TOKYO, May 29 (Xinhua) -- Shintaro Ishihara, former Tokyo governor and co-leader of the opposition Japan Restoration Party, said Thursday that he aims to build a new party to reform Japan's pacifist Constitution, his long sought goal, local media reported.
Ishihara, an 81-year-old nationalist, told reporters the previous day that the Japan Restoration Party, led by him and Osaka city mayor Toru Hashimoto, split into two as he firmly opposed Hashimoto's attempt to merge with the smaller opposition Unity Party.
Known for his hawkish views, Ishihara has long advocated the creation of a new Constitution that allows Japan to have strong armed forces that can go to war, while the Unity Party, on the contrary, supports for the Constitution in its current form.
"I thought I would never be able to accept the Unity Party Chief's view on the crucial issue of Japan's right to collective self-defense," Ishihara said Thursday. He pointed that one of the main reasons he returned to national politics in 2012 was to change the Constitution.

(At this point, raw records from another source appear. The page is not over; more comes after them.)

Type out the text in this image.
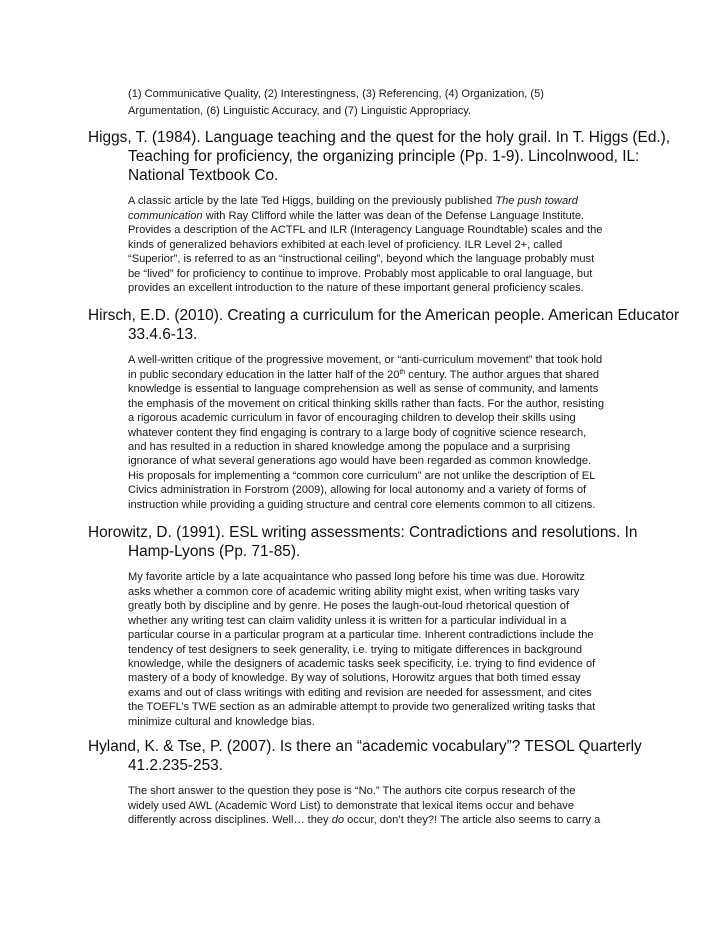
(1) Communicative Quality, (2) Interestingness, (3) Referencing, (4) Organization, (5)
Argumentation, (6) Linguistic Accuracy, and (7) Linguistic Appropriacy.
Higgs, T. (1984). Language teaching and the quest for the holy grail. In T. Higgs (Ed.),
Teaching for proficiency, the organizing principle (Pp. 1-9). Lincolnwood, IL:
National Textbook Co.
A classic article by the late Ted Higgs, building on the previously published The push toward
communication with Ray Clifford while the latter was dean of the Defense Language Institute.
Provides a description of the ACTFL and ILR (Interagency Language Roundtable) scales and the
kinds of generalized behaviors exhibited at each level of proficiency. ILR Level 2+, called
“Superior”, is referred to as an “instructional ceiling”, beyond which the language probably must
be “lived” for proficiency to continue to improve. Probably most applicable to oral language, but
provides an excellent introduction to the nature of these important general proficiency scales.
Hirsch, E.D. (2010). Creating a curriculum for the American people. American Educator
33.4.6-13.
A well-written critique of the progressive movement, or “anti-curriculum movement” that took hold
in public secondary education in the latter half of the 20th century. The author argues that shared
knowledge is essential to language comprehension as well as sense of community, and laments
the emphasis of the movement on critical thinking skills rather than facts. For the author, resisting
a rigorous academic curriculum in favor of encouraging children to develop their skills using
whatever content they find engaging is contrary to a large body of cognitive science research,
and has resulted in a reduction in shared knowledge among the populace and a surprising
ignorance of what several generations ago would have been regarded as common knowledge.
His proposals for implementing a “common core curriculum” are not unlike the description of EL
Civics administration in Forstrom (2009), allowing for local autonomy and a variety of forms of
instruction while providing a guiding structure and central core elements common to all citizens.
Horowitz, D. (1991). ESL writing assessments: Contradictions and resolutions. In
Hamp-Lyons (Pp. 71-85).
My favorite article by a late acquaintance who passed long before his time was due. Horowitz
asks whether a common core of academic writing ability might exist, when writing tasks vary
greatly both by discipline and by genre. He poses the laugh-out-loud rhetorical question of
whether any writing test can claim validity unless it is written for a particular individual in a
particular course in a particular program at a particular time. Inherent contradictions include the
tendency of test designers to seek generality, i.e. trying to mitigate differences in background
knowledge, while the designers of academic tasks seek specificity, i.e. trying to find evidence of
mastery of a body of knowledge. By way of solutions, Horowitz argues that both timed essay
exams and out of class writings with editing and revision are needed for assessment, and cites
the TOEFL’s TWE section as an admirable attempt to provide two generalized writing tasks that
minimize cultural and knowledge bias.
Hyland, K. & Tse, P. (2007). Is there an “academic vocabulary”? TESOL Quarterly
41.2.235-253.
The short answer to the question they pose is “No.” The authors cite corpus research of the
widely used AWL (Academic Word List) to demonstrate that lexical items occur and behave
differently across disciplines. Well… they do occur, don’t they?! The article also seems to carry a
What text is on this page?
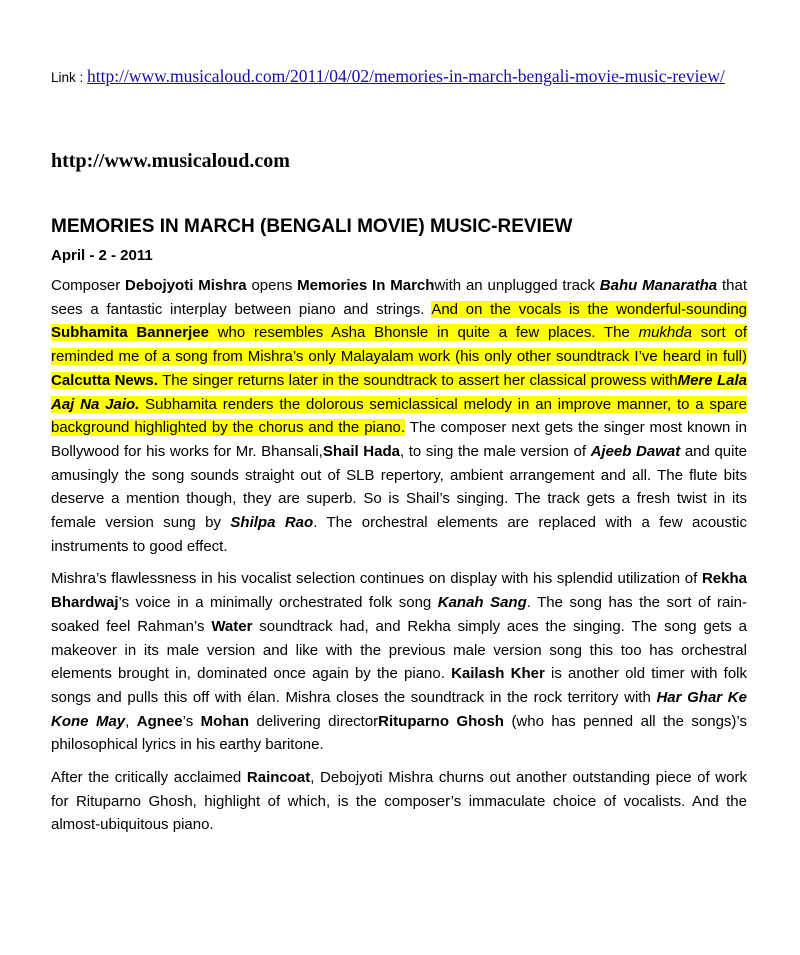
Link : http://www.musicaloud.com/2011/04/02/memories-in-march-bengali-movie-music-review/
http://www.musicaloud.com
MEMORIES IN MARCH (BENGALI MOVIE) MUSIC-REVIEW
April - 2 - 2011

Composer Debojyoti Mishra opens Memories In Marchwith an unplugged track Bahu Manaratha that sees a fantastic interplay between piano and strings. And on the vocals is the wonderful-sounding Subhamita Bannerjee who resembles Asha Bhonsle in quite a few places. The mukhda sort of reminded me of a song from Mishra’s only Malayalam work (his only other soundtrack I’ve heard in full) Calcutta News. The singer returns later in the soundtrack to assert her classical prowess withMere Lala Aaj Na Jaio. Subhamita renders the dolorous semiclassical melody in an improve manner, to a spare background highlighted by the chorus and the piano. The composer next gets the singer most known in Bollywood for his works for Mr. Bhansali,Shail Hada, to sing the male version of Ajeeb Dawat and quite amusingly the song sounds straight out of SLB repertory, ambient arrangement and all. The flute bits deserve a mention though, they are superb. So is Shail’s singing. The track gets a fresh twist in its female version sung by Shilpa Rao. The orchestral elements are replaced with a few acoustic instruments to good effect.

Mishra’s flawlessness in his vocalist selection continues on display with his splendid utilization of Rekha Bhardwaj’s voice in a minimally orchestrated folk song Kanah Sang. The song has the sort of rain-soaked feel Rahman’s Water soundtrack had, and Rekha simply aces the singing. The song gets a makeover in its male version and like with the previous male version song this too has orchestral elements brought in, dominated once again by the piano. Kailash Kher is another old timer with folk songs and pulls this off with élan. Mishra closes the soundtrack in the rock territory with Har Ghar Ke Kone May, Agnee’s Mohan delivering directorRituparno Ghosh (who has penned all the songs)’s philosophical lyrics in his earthy baritone.

After the critically acclaimed Raincoat, Debojyoti Mishra churns out another outstanding piece of work for Rituparno Ghosh, highlight of which, is the composer’s immaculate choice of vocalists. And the almost-ubiquitous piano.
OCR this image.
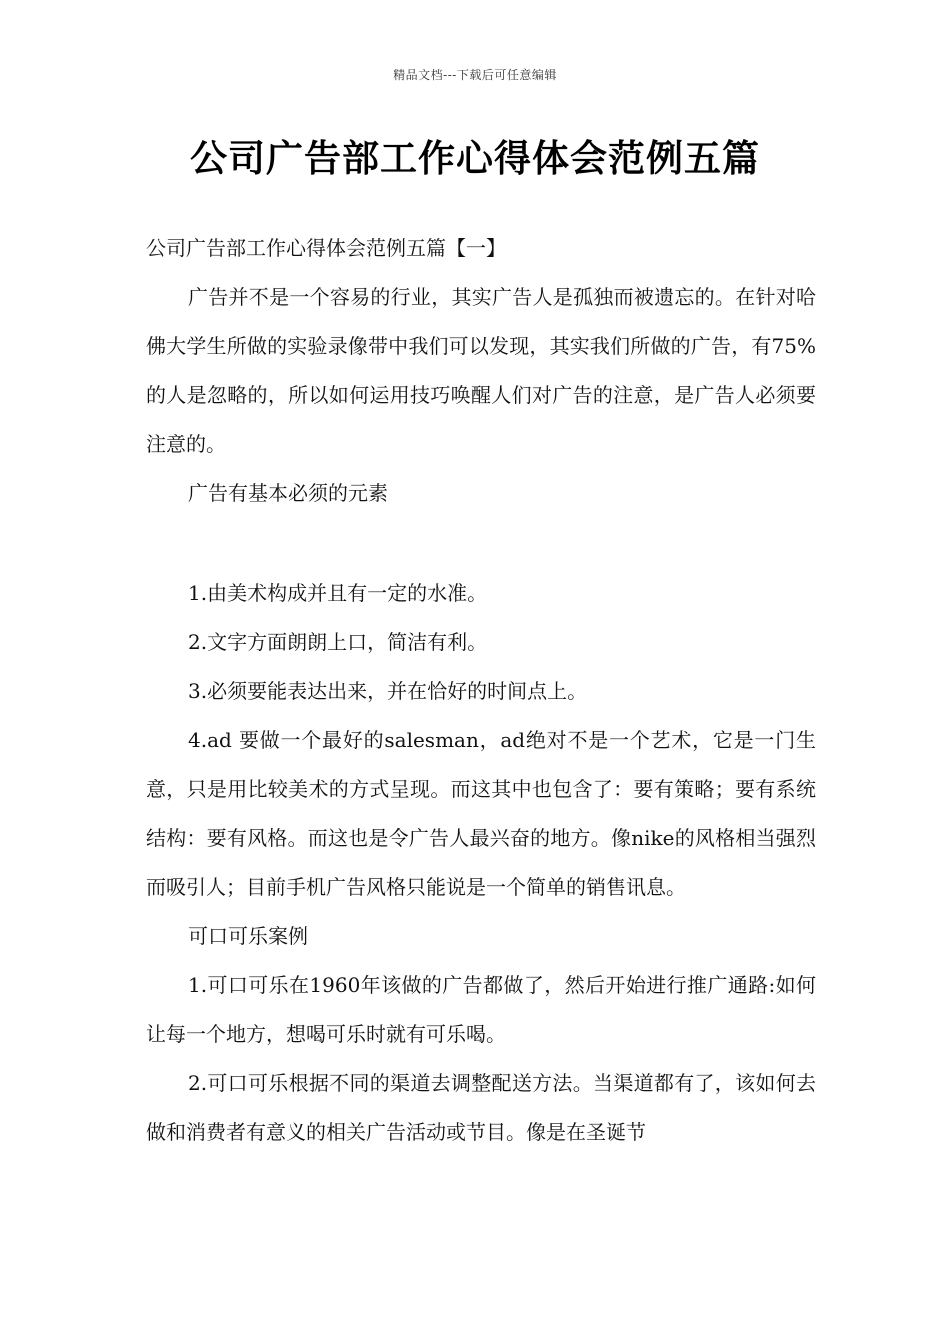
精品文档---下载后可任意编辑
公司广告部工作心得体会范例五篇

公司广告部工作心得体会范例五篇【一】

广告并不是一个容易的行业，其实广告人是孤独而被遗忘的。在针对哈佛大学生所做的实验录像带中我们可以发现，其实我们所做的广告，有75%的人是忽略的，所以如何运用技巧唤醒人们对广告的注意，是广告人必须要注意的。

广告有基本必须的元素

1.由美术构成并且有一定的水准。

2.文字方面朗朗上口，简洁有利。

3.必须要能表达出来，并在恰好的时间点上。

4.ad 要做一个最好的salesman，ad绝对不是一个艺术，它是一门生意，只是用比较美术的方式呈现。而这其中也包含了：要有策略；要有系统结构：要有风格。而这也是令广告人最兴奋的地方。像nike的风格相当强烈而吸引人；目前手机广告风格只能说是一个简单的销售讯息。

可口可乐案例

1.可口可乐在1960年该做的广告都做了，然后开始进行推广通路:如何让每一个地方，想喝可乐时就有可乐喝。

2.可口可乐根据不同的渠道去调整配送方法。当渠道都有了，该如何去做和消费者有意义的相关广告活动或节目。像是在圣诞节
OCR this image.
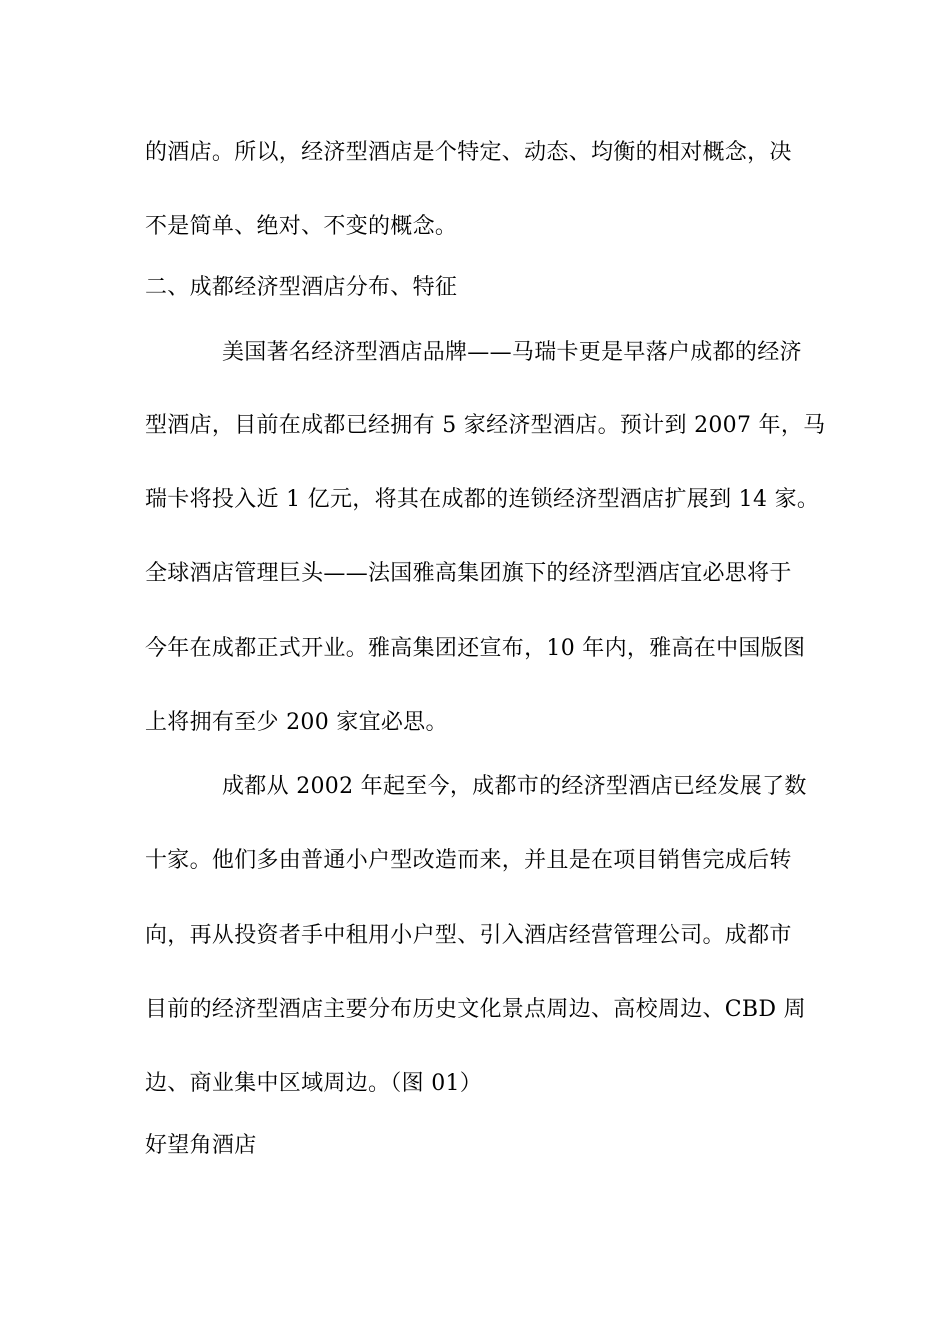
的酒店。所以，经济型酒店是个特定、动态、均衡的相对概念，决
不是简单、绝对、不变的概念。
二、成都经济型酒店分布、特征
美国著名经济型酒店品牌——马瑞卡更是早落户成都的经济
型酒店，目前在成都已经拥有 5 家经济型酒店。预计到 2007 年，马
瑞卡将投入近 1 亿元，将其在成都的连锁经济型酒店扩展到 14 家。
全球酒店管理巨头——法国雅高集团旗下的经济型酒店宜必思将于
今年在成都正式开业。雅高集团还宣布，10 年内，雅高在中国版图
上将拥有至少 200 家宜必思。
成都从 2002 年起至今，成都市的经济型酒店已经发展了数
十家。他们多由普通小户型改造而来，并且是在项目销售完成后转
向，再从投资者手中租用小户型、引入酒店经营管理公司。成都市
目前的经济型酒店主要分布历史文化景点周边、高校周边、CBD 周
边、商业集中区域周边。（图 01）
好望角酒店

Japan Restoration Party currently has 53 seats in the lower house and nine seats in the upper house. According to party sources, more than 10 of the lawmakers are expected to follow Ishihara to form a new party.
The exercising of collective self-defense right in Japan is banned under the current war-renouncing Constitution. But the incumbent Prime Minister Shinzo Abe is trying to change the interpretation of the Article 9 to allow the Self-Defense Forces to come to the defense of an ally.
Ishihara holds closer attitude with Abe and promised to assist him on this issue.
In April 2012, then Tokyo governor Ishihara announced plans by the Tokyo Metropolitan Government to purchase China's Diaoyu Islands in East China Sea. The Japanese central government eventually bought part of the Islands from what they called "the private owner," which has strongly undermined Sino-Japan relations.